Juru Bicara Kementerian Luar Negeri Iran, Esmaeil Baghaei, menegaskan bahwa serangan tersebut bukan hanya melanggar hukum internasional, tetapi juga berpotensi memperluas eskalasi konflik ke kawasan baru. Ia menambahkan bahwa respons negaranya atas serangan tersebut dapat membawa dampak yang tidak diperkirakan oleh Ukraina.
Sebelumnya, Otoritas Iran melaporkan bahwa sebuah kapal komersial miliknya menjadi sasaran serangan militer dari Ukraina di Laut Kaspia, menyebabkan kapal meledak, menewaskan satu pelaut, dan melukai seorang pelaut lainnya. Sebagai bentuk protes resmi, mereka telah memanggil kuasa usaha atau charge d'affaires dari Ukraina di Teheran untuk menyampaikan keberatan atas serangan tersebut.
Insiden di Laut Kaspia dinilai menambah dimensi baru dalam ketegangan regional. Jika sebelumnya perhatian dunia lebih banyak tertuju pada konflik dalam satu kawasan, kini eskalasi juga mulai merambah kawasan Laut Kaspia. Adapun Presiden Ukraina Volodymyr Zelensky mengonfirmasi bahwa negaranya memang melancarkan operasi jarak jauh di kawasan tersebut, menyebut serangan itu membuahkan hasil yang signifikan.
Perang Teluk 1, konflik berdarah antara Iran dan Irak yang berlangsung selama delapan tahun, dari September 1980 hingga Agustus 1988, menjadi salah satu perang terpanjang di abad ke-20 yang mengubah wajah geopolitik Timur Tengah secara permanen. Konflik ini dipicu oleh sejumlah faktor kompleks, mulai dari sengketa wilayah, perbedaan ideologi, hingga ambisi kekuasaan regional.

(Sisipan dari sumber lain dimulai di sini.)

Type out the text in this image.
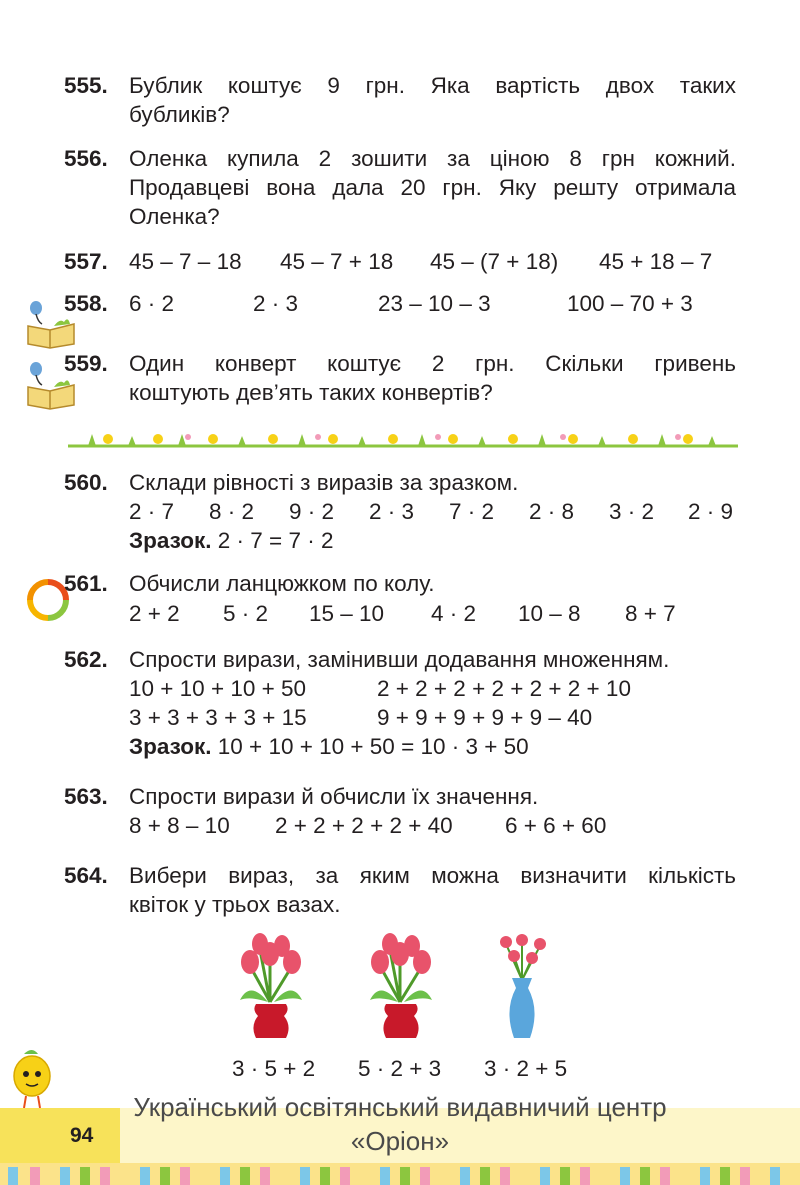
555. Бублик коштує 9 грн. Яка вартість двох таких
бубликів?
556. Оленка купила 2 зошити за ціною 8 грн кожний.
Продавцеві вона дала 20 грн. Яку решту отримала
Оленка?
557. 45 – 7 – 18 45 – 7 + 18 45 – (7 + 18) 45 + 18 – 7
558. 6 · 2	2 · 3	23 – 10 – 3	100 – 70 + 3
559. Один конверт коштує 2 грн. Скільки гривень
коштують дев’ять таких конвертів?
560. Склади рівності з виразів за зразком.
2 · 7 8 · 2 9 · 2 2 · 3 7 · 2 2 · 8 3 · 2 2 · 9
Зразок. 2 · 7 = 7 · 2
561. Обчисли ланцюжком по колу.
2 + 2 5 · 2 15 – 10 4 · 2 10 – 8 8 + 7
562. Спрости вирази, замінивши додавання множенням.
10 + 10 + 10 + 50	2 + 2 + 2 + 2 + 2 + 2 + 10
3 + 3 + 3 + 3 + 15	9 + 9 + 9 + 9 + 9 – 40
Зразок. 10 + 10 + 10 + 50 = 10 · 3 + 50
563. Спрости вирази й обчисли їх значення.
8 + 8 – 10 2 + 2 + 2 + 2 + 40 6 + 6 + 60
564. Вибери вираз, за яким можна визначити кількість
квіток у трьох вазах.
3 · 5 + 2 5 · 2 + 3 3 · 2 + 5
94
Український освітянський видавничий центр
«Оріон»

Dampaknya tidak hanya dirasakan oleh Iran dan Irak, tetapi juga negara-negara di kawasan Teluk Persia dan bahkan dunia internasional. Menurut artikel Konflik Iran dan Irak, Perang Teluk 1 oleh Royan dkk., konflik antara Iran dan Irak telah berlangsung sejak lama karena dipengaruhi oleh beberapa faktor, yaitu persaingan antara bangsa Arab dan Persia, persoalan etnis, perbedaan orientasi politik luar negeri, serta sengketa wilayah di antara kedua negara.

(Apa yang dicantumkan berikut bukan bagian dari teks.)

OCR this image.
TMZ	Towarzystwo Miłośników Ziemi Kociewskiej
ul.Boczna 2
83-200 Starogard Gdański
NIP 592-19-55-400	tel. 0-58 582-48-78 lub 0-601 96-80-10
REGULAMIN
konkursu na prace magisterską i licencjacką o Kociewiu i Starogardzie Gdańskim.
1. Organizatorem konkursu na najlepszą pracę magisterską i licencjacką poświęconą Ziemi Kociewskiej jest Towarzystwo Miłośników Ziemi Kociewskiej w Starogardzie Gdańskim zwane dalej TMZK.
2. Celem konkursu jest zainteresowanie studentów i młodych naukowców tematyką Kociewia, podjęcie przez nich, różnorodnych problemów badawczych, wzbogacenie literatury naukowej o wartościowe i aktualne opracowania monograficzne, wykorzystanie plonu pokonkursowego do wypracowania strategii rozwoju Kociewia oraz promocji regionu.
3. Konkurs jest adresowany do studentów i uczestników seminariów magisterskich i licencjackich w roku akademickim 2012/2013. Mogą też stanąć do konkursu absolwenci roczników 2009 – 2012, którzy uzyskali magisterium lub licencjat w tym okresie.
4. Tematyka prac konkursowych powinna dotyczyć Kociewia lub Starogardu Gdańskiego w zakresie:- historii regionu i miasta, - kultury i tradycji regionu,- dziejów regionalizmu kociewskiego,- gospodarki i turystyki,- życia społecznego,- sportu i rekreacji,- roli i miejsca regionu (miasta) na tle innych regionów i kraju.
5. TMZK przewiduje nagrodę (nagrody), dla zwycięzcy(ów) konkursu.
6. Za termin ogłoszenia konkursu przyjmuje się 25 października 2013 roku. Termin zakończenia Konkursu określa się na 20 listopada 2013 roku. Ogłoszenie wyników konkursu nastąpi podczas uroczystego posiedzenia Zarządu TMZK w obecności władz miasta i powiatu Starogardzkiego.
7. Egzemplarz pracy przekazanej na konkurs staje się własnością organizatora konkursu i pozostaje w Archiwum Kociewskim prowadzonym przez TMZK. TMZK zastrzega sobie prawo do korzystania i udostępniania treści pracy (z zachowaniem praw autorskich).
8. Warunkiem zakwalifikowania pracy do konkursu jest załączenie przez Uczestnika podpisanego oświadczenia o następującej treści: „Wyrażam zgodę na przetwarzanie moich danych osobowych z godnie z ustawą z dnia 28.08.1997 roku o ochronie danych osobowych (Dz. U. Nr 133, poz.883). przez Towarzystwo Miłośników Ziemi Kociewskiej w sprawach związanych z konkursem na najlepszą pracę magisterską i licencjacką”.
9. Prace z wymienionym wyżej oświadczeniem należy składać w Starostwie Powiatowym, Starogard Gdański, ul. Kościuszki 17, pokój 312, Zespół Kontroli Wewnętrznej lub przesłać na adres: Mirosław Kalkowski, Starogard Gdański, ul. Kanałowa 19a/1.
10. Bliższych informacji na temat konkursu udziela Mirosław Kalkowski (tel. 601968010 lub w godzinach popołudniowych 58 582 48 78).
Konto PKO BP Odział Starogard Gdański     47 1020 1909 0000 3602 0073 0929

Sementara itu, Sekretaris Jenderal Liga Arab, Nabil Fahmy, memperingatkan bahwa kawasan Timur Tengah mendekati 'titik ledakan' dengan konflik yang terus berkecamuk antara Amerika Serikat dan Iran. Fahmy meminta Presiden AS Donald Trump untuk menghidupkan kembali diplomasi guna mencegah eskalasi regional yang lebih luas.
Wakil Presiden RI ke-10 dan ke-12, Muhammad Jusuf Kalla, mendorong Indonesia untuk mengambil peran yang lebih aktif dalam upaya perdamaian di Timur Tengah. Menurutnya, Indonesia memiliki posisi strategis sebagai negara dengan populasi Muslim terbesar di dunia dan berada di kawasan yang relatif stabil. Ia menyoroti perkembangan situasi di Timur Tengah yang dinilainya semakin mengkhawatirkan.
JK menilai Indonesia memiliki legitimasi serta modal diplomasi yang sangat kuat untuk menjadi juru damai atas eskalasi konflik yang kembali memanas di kawasan Timur Tengah. Ia berharap negara-negara di Timur Tengah, khususnya negara-negara Arab, dapat mengedepankan pendekatan dialog dan rekonsiliasi guna mencegah konflik yang lebih luas.
Kesimpulan dari seluruh konflik dan upaya perdamaian di Timur Tengah adalah bahwa kawasan ini masih menghadapi banyak tantangan dan ancaman. Oleh karena itu, diperlukan upaya yang lebih serius dan terkoordinasi dari seluruh pihak yang terkait untuk mencapai perdamaian yang langgeng dan stabilitas di kawasan ini.